Even less excusably, sizable American forces have remained in Germany and elsewhere in Western Europe in part because Germany and most of the other allies keep skimping so shamefully on their own militaries – even though most have hardly been short of resources.

No ally has been a more disgraceful military free-rider than uber-wealthy Germany, and the President has been right to complain about German and broader stinginess, and to threaten major consequences if the allies’ defense budgets aren’t significantly boosted. But as I’ve also explained, he’s focused on the wrong objective: securing a fairer deal for U.S. taxpayers.

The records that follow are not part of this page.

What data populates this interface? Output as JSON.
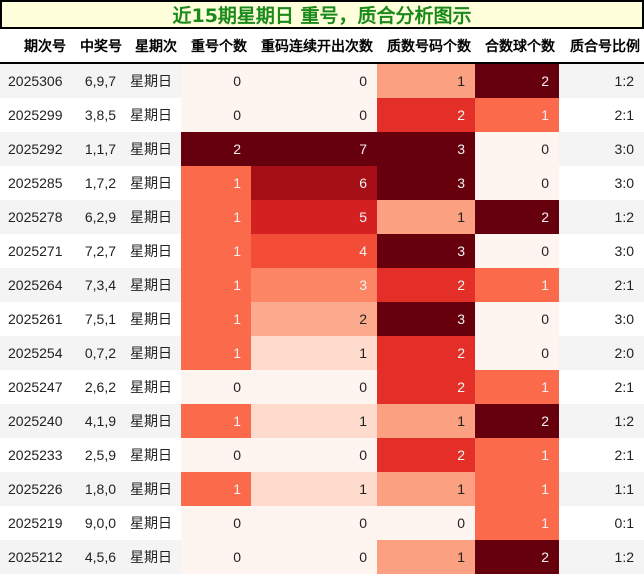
{
  "title": "近15期星期日 重号，质合分析图示",
  "colors": {
    "title_bg": "#ffffdc",
    "title_text": "#1a8a1a",
    "heat_0": "#fff5f0",
    "heat_low": "#fcbba1",
    "heat_mid": "#fc9272",
    "heat_orange": "#fb6a4a",
    "heat_red": "#ef3b2c",
    "heat_deep": "#cb181d",
    "heat_darker": "#a50f15",
    "heat_max": "#67000d"
  },
  "columns": [
    "期次号",
    "中奖号",
    "星期次",
    "重号个数",
    "重码连续开出次数",
    "质数号码个数",
    "合数球个数",
    "质合号比例"
  ],
  "rows": [
    {
      "issue": "2025306",
      "numbers": "6,9,7",
      "weekday": "星期日",
      "repeat": "0",
      "repeat_bg": "#fff5f0",
      "streak": "0",
      "streak_bg": "#fff5f0",
      "prime": "1",
      "prime_bg": "#fca082",
      "composite": "2",
      "composite_bg": "#67000d",
      "ratio": "1:2"
    },
    {
      "issue": "2025299",
      "numbers": "3,8,5",
      "weekday": "星期日",
      "repeat": "0",
      "repeat_bg": "#fff5f0",
      "streak": "0",
      "streak_bg": "#fff5f0",
      "prime": "2",
      "prime_bg": "#e32f27",
      "composite": "1",
      "composite_bg": "#fb6a4a",
      "ratio": "2:1"
    },
    {
      "issue": "2025292",
      "numbers": "1,1,7",
      "weekday": "星期日",
      "repeat": "2",
      "repeat_bg": "#67000d",
      "streak": "7",
      "streak_bg": "#67000d",
      "prime": "3",
      "prime_bg": "#67000d",
      "composite": "0",
      "composite_bg": "#fff5f0",
      "ratio": "3:0"
    },
    {
      "issue": "2025285",
      "numbers": "1,7,2",
      "weekday": "星期日",
      "repeat": "1",
      "repeat_bg": "#fb6a4a",
      "streak": "6",
      "streak_bg": "#a50f15",
      "prime": "3",
      "prime_bg": "#67000d",
      "composite": "0",
      "composite_bg": "#fff5f0",
      "ratio": "3:0"
    },
    {
      "issue": "2025278",
      "numbers": "6,2,9",
      "weekday": "星期日",
      "repeat": "1",
      "repeat_bg": "#fb6a4a",
      "streak": "5",
      "streak_bg": "#d42020",
      "prime": "1",
      "prime_bg": "#fca082",
      "composite": "2",
      "composite_bg": "#67000d",
      "ratio": "1:2"
    },
    {
      "issue": "2025271",
      "numbers": "7,2,7",
      "weekday": "星期日",
      "repeat": "1",
      "repeat_bg": "#fb6a4a",
      "streak": "4",
      "streak_bg": "#f34c37",
      "prime": "3",
      "prime_bg": "#67000d",
      "composite": "0",
      "composite_bg": "#fff5f0",
      "ratio": "3:0"
    },
    {
      "issue": "2025264",
      "numbers": "7,3,4",
      "weekday": "星期日",
      "repeat": "1",
      "repeat_bg": "#fb6a4a",
      "streak": "3",
      "streak_bg": "#fc8565",
      "prime": "2",
      "prime_bg": "#e32f27",
      "composite": "1",
      "composite_bg": "#fb6a4a",
      "ratio": "2:1"
    },
    {
      "issue": "2025261",
      "numbers": "7,5,1",
      "weekday": "星期日",
      "repeat": "1",
      "repeat_bg": "#fb6a4a",
      "streak": "2",
      "streak_bg": "#fcaa8d",
      "prime": "3",
      "prime_bg": "#67000d",
      "composite": "0",
      "composite_bg": "#fff5f0",
      "ratio": "3:0"
    },
    {
      "issue": "2025254",
      "numbers": "0,7,2",
      "weekday": "星期日",
      "repeat": "1",
      "repeat_bg": "#fb6a4a",
      "streak": "1",
      "streak_bg": "#fedbcc",
      "prime": "2",
      "prime_bg": "#e32f27",
      "composite": "0",
      "composite_bg": "#fff5f0",
      "ratio": "2:0"
    },
    {
      "issue": "2025247",
      "numbers": "2,6,2",
      "weekday": "星期日",
      "repeat": "0",
      "repeat_bg": "#fff5f0",
      "streak": "0",
      "streak_bg": "#fff5f0",
      "prime": "2",
      "prime_bg": "#e32f27",
      "composite": "1",
      "composite_bg": "#fb6a4a",
      "ratio": "2:1"
    },
    {
      "issue": "2025240",
      "numbers": "4,1,9",
      "weekday": "星期日",
      "repeat": "1",
      "repeat_bg": "#fb6a4a",
      "streak": "1",
      "streak_bg": "#fedbcc",
      "prime": "1",
      "prime_bg": "#fca082",
      "composite": "2",
      "composite_bg": "#67000d",
      "ratio": "1:2"
    },
    {
      "issue": "2025233",
      "numbers": "2,5,9",
      "weekday": "星期日",
      "repeat": "0",
      "repeat_bg": "#fff5f0",
      "streak": "0",
      "streak_bg": "#fff5f0",
      "prime": "2",
      "prime_bg": "#e32f27",
      "composite": "1",
      "composite_bg": "#fb6a4a",
      "ratio": "2:1"
    },
    {
      "issue": "2025226",
      "numbers": "1,8,0",
      "weekday": "星期日",
      "repeat": "1",
      "repeat_bg": "#fb6a4a",
      "streak": "1",
      "streak_bg": "#fedbcc",
      "prime": "1",
      "prime_bg": "#fca082",
      "composite": "1",
      "composite_bg": "#fb6a4a",
      "ratio": "1:1"
    },
    {
      "issue": "2025219",
      "numbers": "9,0,0",
      "weekday": "星期日",
      "repeat": "0",
      "repeat_bg": "#fff5f0",
      "streak": "0",
      "streak_bg": "#fff5f0",
      "prime": "0",
      "prime_bg": "#fff5f0",
      "composite": "1",
      "composite_bg": "#fb6a4a",
      "ratio": "0:1"
    },
    {
      "issue": "2025212",
      "numbers": "4,5,6",
      "weekday": "星期日",
      "repeat": "0",
      "repeat_bg": "#fff5f0",
      "streak": "0",
      "streak_bg": "#fff5f0",
      "prime": "1",
      "prime_bg": "#fca082",
      "composite": "2",
      "composite_bg": "#67000d",
      "ratio": "1:2"
    }
  ]
}
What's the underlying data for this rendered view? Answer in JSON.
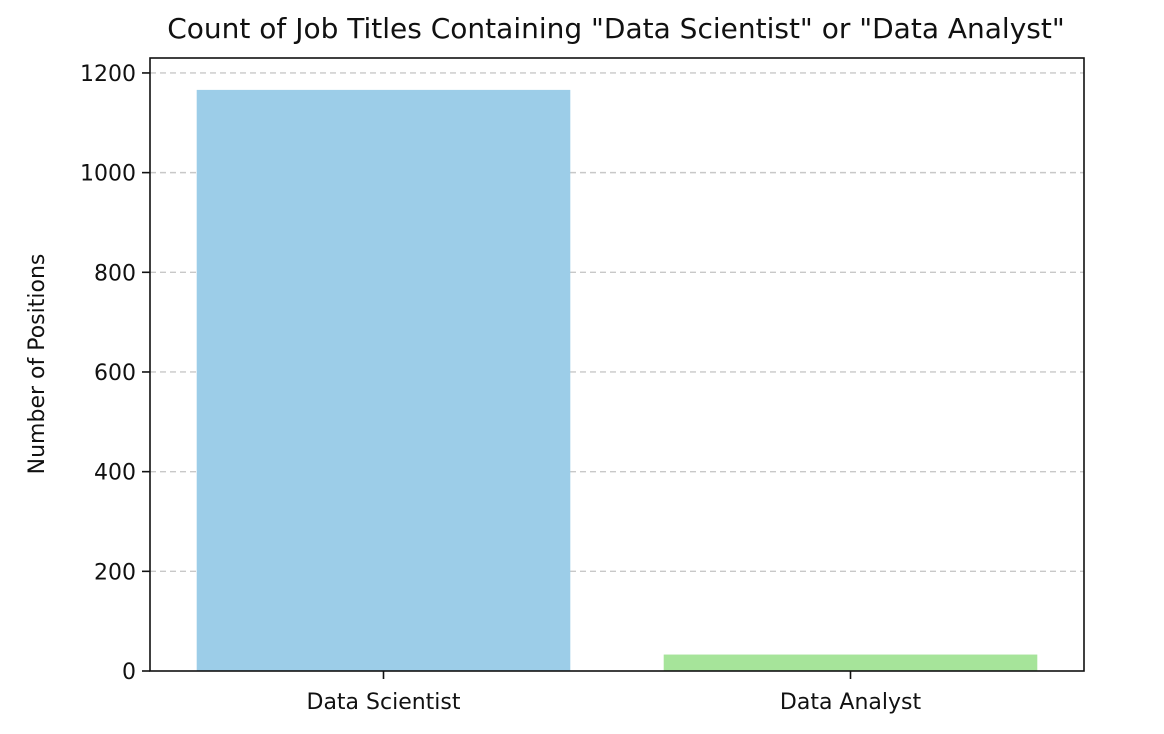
{
  "chart_data": {
    "type": "bar",
    "title": "Count of Job Titles Containing \"Data Scientist\" or \"Data Analyst\"",
    "xlabel": "",
    "ylabel": "Number of Positions",
    "categories": [
      "Data Scientist",
      "Data Analyst"
    ],
    "values": [
      1166,
      33
    ],
    "colors": [
      "#9ccde8",
      "#a6e49a"
    ],
    "ylim": [
      0,
      1230
    ],
    "yticks": [
      0,
      200,
      400,
      600,
      800,
      1000,
      1200
    ],
    "grid": "y-dashed",
    "legend": "none"
  }
}
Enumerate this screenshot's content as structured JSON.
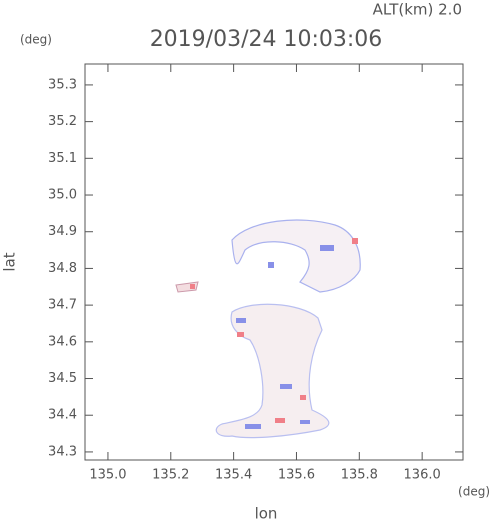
{
  "chart_data": {
    "type": "map",
    "title": "2019/03/24 10:03:06",
    "subtitle": "ALT(km) 2.0",
    "x_label": "lon",
    "y_label": "lat",
    "x_unit": "(deg)",
    "y_unit": "(deg)",
    "xlim": [
      134.927,
      136.13
    ],
    "ylim": [
      34.278,
      35.357
    ],
    "xticks": [
      {
        "value": 135,
        "label": "135.0"
      },
      135.2,
      135.4,
      135.6,
      135.8,
      {
        "value": 136,
        "label": "136.0"
      }
    ],
    "yticks": [
      34.3,
      34.4,
      34.5,
      34.6,
      34.7,
      34.8,
      34.9,
      {
        "value": 35,
        "label": "35.0"
      },
      35.1,
      35.2,
      35.3
    ]
  }
}
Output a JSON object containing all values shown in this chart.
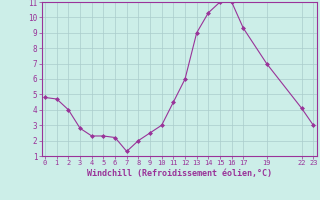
{
  "x": [
    0,
    1,
    2,
    3,
    4,
    5,
    6,
    7,
    8,
    9,
    10,
    11,
    12,
    13,
    14,
    15,
    16,
    17,
    19,
    22,
    23
  ],
  "y": [
    4.8,
    4.7,
    4.0,
    2.8,
    2.3,
    2.3,
    2.2,
    1.3,
    2.0,
    2.5,
    3.0,
    4.5,
    6.0,
    9.0,
    10.3,
    11.0,
    11.0,
    9.3,
    7.0,
    4.1,
    3.0
  ],
  "xticks": [
    0,
    1,
    2,
    3,
    4,
    5,
    6,
    7,
    8,
    9,
    10,
    11,
    12,
    13,
    14,
    15,
    16,
    17,
    19,
    22,
    23
  ],
  "yticks": [
    1,
    2,
    3,
    4,
    5,
    6,
    7,
    8,
    9,
    10,
    11
  ],
  "xlim": [
    -0.3,
    23.3
  ],
  "ylim": [
    1,
    11
  ],
  "xlabel": "Windchill (Refroidissement éolien,°C)",
  "line_color": "#993399",
  "marker": "D",
  "marker_size": 2,
  "bg_color": "#cceee8",
  "grid_color": "#aacccc",
  "tick_color": "#993399",
  "label_color": "#993399",
  "spine_color": "#993399"
}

Instead, all along, he should have been seeking the removal of the American military either from Europe altogether, or its transfer far enough from the front lines to reduce meaingfully the odds of it getting entrapped in a new East-West conflict immediately. For those are the kinds of moves that would shrink to insignificance the chances of the United States getting hit by Russian nuclear warheads because of a combination of its forces being placed in a completely impossible position militarily, and because U.S. allies have been too cheap to pay for their own security.

Worst of all, though, far from moving U.S. forces away from the front lines of a Russian attack, Mr. Trump consistently has been moving them closer, by cautiously but steadily stationing more in Poland and elsewhere in Eastern Europe. And numerous reports have suggested that Poland is exactly where at least some of the 9,500 U.S. troops leaving Germany will be heading.

Because a final decision to transfer the troops to Poland hasn’t been made yet, there’s still hope that this potentially disastrous mistake can be avoided. But that outcome seems unlikely without a serious intervention from a Trump advisor influential enough to produce an about-face. Anyone out there know how I can get a hold of Jared, Ivanka, or Melania?